Come scrivere un incipit che cattura il lettore
La prima pagina di un romanzo ha un solo compito, ed è più modesto di quanto sembri: non deve convincere il lettore che il libro è un capolavoro, deve solo dargli un motivo per leggere la seconda. Eppure è la pagina su cui si scrivono più bozze, si accumula più ansia e si commettono gli errori più prevedibili.
Cosa deve fare un incipit (e cosa non deve fare)
Un buon inizio fa tre cose, quasi sempre insieme: mette in moto qualcosa, dà al lettore un punto di vista riconoscibile e promette — senza dichiararlo — il tipo di libro che sta per leggere. Non deve spiegare l'ambientazione, non deve riassumere la biografia del protagonista, non deve giustificare perché la storia comincia proprio lì.
Il test più semplice è questo: se togliendo il primo paragrafo la scena regge comunque, quel paragrafo probabilmente non serve. Molti incipit funzionano meglio tagliando le prime righe scritte, non aggiungendone altre — la vera apertura è spesso un po' più avanti di dove si pensa.
Le aperture che funzionano davvero
Non esiste una formula unica, ma le aperture che tengono il lettore condividono una cosa: iniziano con un movimento, non con una fotografia. Un personaggio che fa qualcosa, decide qualcosa o reagisce a qualcosa — non un personaggio che si sveglia, guarda fuori dalla finestra e riflette sulla propria vita.
| Apertura | Effetto | Rischio |
|---|---|---|
| Azione in corso | Il lettore entra già in movimento | Confusione se manca un ancoraggio minimo |
| Voce distintiva | Il lettore si affeziona al modo di raccontare | Deve reggere per tutto il libro, non solo per una pagina |
| Domanda implicita | Il lettore vuole la risposta | Va soddisfatta entro poche pagine, non centinaia |
| Rottura dell'equilibrio | Il lettore capisce cosa è in gioco | Serve comunque un minimo di orientamento |
Le prime due o tre righe contano più delle altre: sono quelle che decidono se chi sfoglia il libro in libreria — o legge l'anteprima online — arriva alla quarta.
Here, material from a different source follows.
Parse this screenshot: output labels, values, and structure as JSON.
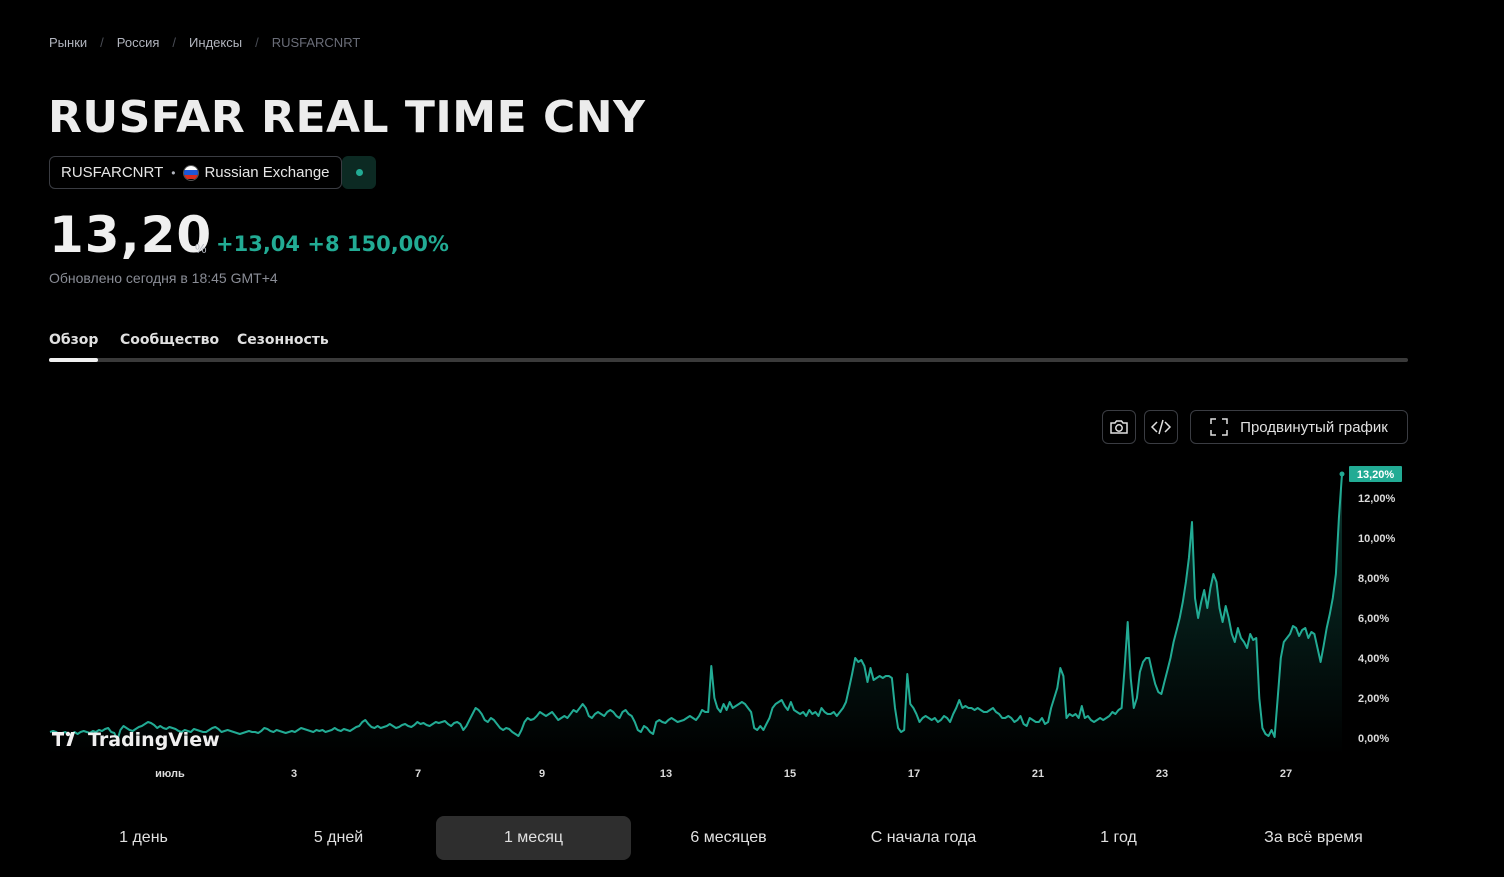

Gli errori che allontanano il lettore
Il più comune è il risveglio: il protagonista apre gli occhi, e le prime pagine servono a descrivere la stanza, il corpo, la giornata che verrà. È un'apertura passiva per definizione — non sta succedendo nulla che il lettore debba seguire.
Il secondo è l'infodump anagrafico: nome, età, professione, aspetto fisico e storia familiare del protagonista, tutto prima che accada qualcosa. Il lettore non ha ancora un motivo per voler sapere queste cose, e le dimentica alla stessa velocità con cui le legge.
Il terzo è la scena "prima della scena vera": un capitolo di preparazione — il viaggio verso il luogo dove tutto comincia, i preparativi, la routine quotidiana — che il lettore deve attraversare prima che la storia inizi davvero. Quasi sempre si può tagliare e iniziare più avanti, dove le cose iniziano a muoversi.
Come capire se il tuo incipit regge
Prova a coprire il titolo e il nome dell'autore, e leggi solo le prime cinque righe come se le trovassi per caso. Ti danno un motivo per continuare? C'è un movimento, una domanda, una voce? Se la risposta più onesta è "aspetta, arriva dopo", l'incipit non è ancora quello giusto — e sta bene così: è il paragrafo che quasi tutti riscrivono per ultimo, non per primo.
Domande frequenti
Quanto deve essere lunga la prima scena prima di rallentare?
Non c'è una misura fissa, ma la maggior parte degli incipit che funzionano stabilisce il movimento entro il primo mezzo foglio, non oltre la prima pagina intera.
Devo scrivere l'incipit per primo?
No. Molti autori scrivono l'incipit definitivo solo dopo aver finito il romanzo, quando sanno davvero con quale tono e quale promessa il libro deve aprirsi.